GIS and remote sensing technology can be used to monitor landscape change and recovery arising from a natural hazard event. In 1989, Hurricane Hugo, a Category IV hurricane, made landfall in South Carolina. Although Hugo made initial landfall near Charleston, it eventually impacted 24 of South Carolina's 46 counties, causing more than $7 billion in damage. Timber, South Carolina's largest valued agricultural crop, was deeply affected by Hugo. With saturated soils from heavy rains prior to the storm and high winds during the hurricane, thousands of acres of harvestable timber were lost. Using a time series of land cover data, a portion of this loss can be examined.

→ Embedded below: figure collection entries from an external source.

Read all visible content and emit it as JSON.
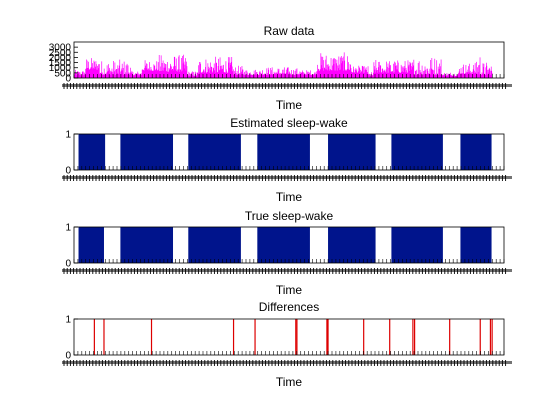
{
  "figure": {
    "background": "#ffffff",
    "axes_color": "#000000"
  },
  "chart_data": [
    {
      "type": "area",
      "title": "Raw data",
      "xlabel": "Time",
      "ylabel": "",
      "ylim": [
        0,
        3500
      ],
      "yticks": [
        0,
        500,
        1000,
        1500,
        2000,
        2500,
        3000
      ],
      "ytick_labels": [
        "0",
        "500",
        "1000",
        "1500",
        "2000",
        "2500",
        "3000"
      ],
      "xtick_labels_legible": false,
      "color": "#ff00ff",
      "segments": [
        {
          "x0": 0.0,
          "x1": 0.2,
          "base": 250,
          "peak": 800
        },
        {
          "x0": 0.2,
          "x1": 0.45,
          "base": 800,
          "peak": 2000
        },
        {
          "x0": 0.45,
          "x1": 1.0,
          "base": 300,
          "peak": 1800
        },
        {
          "x0": 1.0,
          "x1": 1.2,
          "base": 250,
          "peak": 700
        },
        {
          "x0": 1.2,
          "x1": 1.5,
          "base": 700,
          "peak": 1800
        },
        {
          "x0": 1.5,
          "x1": 2.0,
          "base": 600,
          "peak": 2300
        },
        {
          "x0": 2.0,
          "x1": 2.2,
          "base": 200,
          "peak": 700
        },
        {
          "x0": 2.2,
          "x1": 2.8,
          "base": 500,
          "peak": 2100
        },
        {
          "x0": 2.8,
          "x1": 3.0,
          "base": 300,
          "peak": 1200
        },
        {
          "x0": 3.0,
          "x1": 3.3,
          "base": 300,
          "peak": 900
        },
        {
          "x0": 3.3,
          "x1": 3.8,
          "base": 300,
          "peak": 1100
        },
        {
          "x0": 3.8,
          "x1": 4.0,
          "base": 300,
          "peak": 1000
        },
        {
          "x0": 4.0,
          "x1": 4.3,
          "base": 300,
          "peak": 800
        },
        {
          "x0": 4.3,
          "x1": 4.9,
          "base": 700,
          "peak": 2500
        },
        {
          "x0": 4.9,
          "x1": 5.2,
          "base": 500,
          "peak": 1200
        },
        {
          "x0": 5.2,
          "x1": 5.3,
          "base": 200,
          "peak": 600
        },
        {
          "x0": 5.3,
          "x1": 6.0,
          "base": 500,
          "peak": 1800
        },
        {
          "x0": 6.0,
          "x1": 6.5,
          "base": 300,
          "peak": 2200
        },
        {
          "x0": 6.5,
          "x1": 6.8,
          "base": 200,
          "peak": 600
        },
        {
          "x0": 6.8,
          "x1": 7.1,
          "base": 400,
          "peak": 1500
        },
        {
          "x0": 7.1,
          "x1": 7.2,
          "base": 300,
          "peak": 2700
        },
        {
          "x0": 7.2,
          "x1": 7.4,
          "base": 300,
          "peak": 1600
        }
      ],
      "xlim": [
        0,
        7.6
      ]
    },
    {
      "type": "area",
      "title": "Estimated sleep-wake",
      "xlabel": "Time",
      "ylim": [
        0,
        1
      ],
      "yticks": [
        0,
        1
      ],
      "ytick_labels": [
        "0",
        "1"
      ],
      "xlim": [
        0,
        7.6
      ],
      "xtick_labels_legible": false,
      "color": "#00148c",
      "wake_intervals": [
        [
          0,
          0.08
        ],
        [
          0.55,
          0.82
        ],
        [
          1.75,
          2.02
        ],
        [
          2.95,
          3.24
        ],
        [
          4.17,
          4.49
        ],
        [
          5.33,
          5.61
        ],
        [
          6.52,
          6.83
        ],
        [
          7.38,
          7.6
        ]
      ]
    },
    {
      "type": "area",
      "title": "True sleep-wake",
      "xlabel": "Time",
      "ylim": [
        0,
        1
      ],
      "yticks": [
        0,
        1
      ],
      "ytick_labels": [
        "0",
        "1"
      ],
      "xlim": [
        0,
        7.6
      ],
      "xtick_labels_legible": false,
      "color": "#00148c",
      "wake_intervals": [
        [
          0,
          0.08
        ],
        [
          0.53,
          0.82
        ],
        [
          1.75,
          2.02
        ],
        [
          2.95,
          3.24
        ],
        [
          4.17,
          4.49
        ],
        [
          5.33,
          5.61
        ],
        [
          6.52,
          6.83
        ],
        [
          7.38,
          7.6
        ]
      ]
    },
    {
      "type": "line",
      "title": "Differences",
      "xlabel": "Time",
      "ylim": [
        0,
        1
      ],
      "yticks": [
        0,
        1
      ],
      "ytick_labels": [
        "0",
        "1"
      ],
      "xlim": [
        0,
        7.6
      ],
      "xtick_labels_legible": false,
      "color": "#dd0000",
      "events": [
        0.36,
        0.53,
        1.37,
        2.82,
        3.2,
        3.92,
        3.94,
        4.47,
        4.49,
        5.12,
        5.58,
        5.99,
        6.02,
        6.64,
        7.18,
        7.36,
        7.39
      ]
    }
  ]
}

The C-CAP land cover images above depict the land cover classification for a region near the Cooper River in Berkeley County over a six-year period (1989 to 1995). The pre-Hugo land cover data show that the majority of the natural habitat in this area in 1989 was forest, which is indicated by the dark green color. Following Hurricane Hugo's landfall in September 1989, the majority of the landscape was severely altered with much of the forest changing to scrub/shrub habitat. You can see this change displayed in the 1990 post-Hugo land cover image by noting the predominance of olive green color in the image. The 1995 C-CAP land cover data, taken six years after Hugo, reveal little change from the 1990 land cover data. This indicates that the majority of the original forested land has yet to recover from the damage caused by Hugo. The dark gray and black colors in the 1995 land cover image show that the majority of the landscape remains scrub/shrub.